G20: Next stage in securing new global standard for tackling avoidance and evasion reached

Proposals from the OECD on dealing with global tax avoidance through reducing profit shifting have been welcomed by the Chancellor at the G20 finance ministers meeting in Moscow.

This was published under the 2010 to 2015 Conservative and Liberal Democrat coalition government
Definition of tax in dictionary

Chancellor of the Exchequer George Osborne is using this weekend’s G20 meeting of Finance Ministers in Moscow to secure the next stage of a new global standard to tackle tax evasion and avoidance, building on the groundbreaking agreement at the G8 last month.

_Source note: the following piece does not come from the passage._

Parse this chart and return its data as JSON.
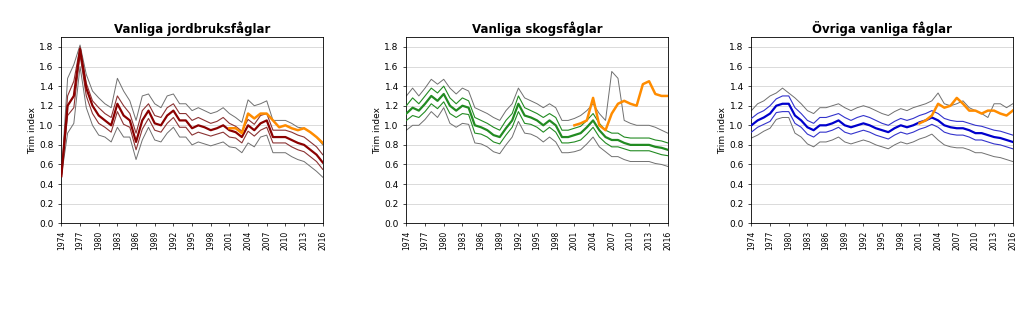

Under Britain’s chairmanship, the G8 group of advanced economies backed a new global standard, underpinned by reformed rules, greater transparency and automatic information sharing; the next step is to take this approach to the emerging economies in the G20.

The Chancellor has jointly launched a new report from the Organisation for Economic Cooperation and Development (OECD) on the first day of the G20 finance ministers’ meeting Friday 19 July.

The report sets out a roadmap for new rules to tackle tax avoidance and address so-called base erosion and profit shifting, or BEPs.

This is where some multinational businesses avoid paying some taxes by shifting profits away from the location where the activities creating those profits take place.

The Chancellor has specifically welcomed the OECD’s proposals to create a dedicated taskforce to analyse the digital economy and its effect on profit shifting and propose action to tackle this.

He also welcomed their plan to develop rules to prevent profit shifting through the movement of money around a multinational group’s global structure to ensure that profits are more closely aligned with the activity that generates them.

The OECD has said that they will develop rules to require multinational corporations to report information to the tax authority of every country in which they operate on the tax they pay in each country, as recommended by the G8 under UK chairmanship last month.

The Chancellor announced that the UK, France and Germany are to provide an additional €400,000 to the OECD in further support of its work to reforming the global rules on the taxation of multinationals.
The funding will pay for additional resource needed to progress the work to the ambitious timetable set out in the OECD’s action plan.

The Chancellor commented:

Today’s report from the OECD, which Britain jointly commissioned last year, is a major step forward towards a global tax system that is fair and fit for purpose for the modern economy.

The next stage it to take this action plan and convert it into concrete reality.

Our message is clear: everyone must pay their fair share of tax.

On the second day of the G20 finance minister’s meeting - Saturday 20 July - the Chancellor will be the lead speaker at the G20 Ministers’ session on tax. He will use this as an opportunity to call for all G20 countries to support taking forward the OECD recommendations.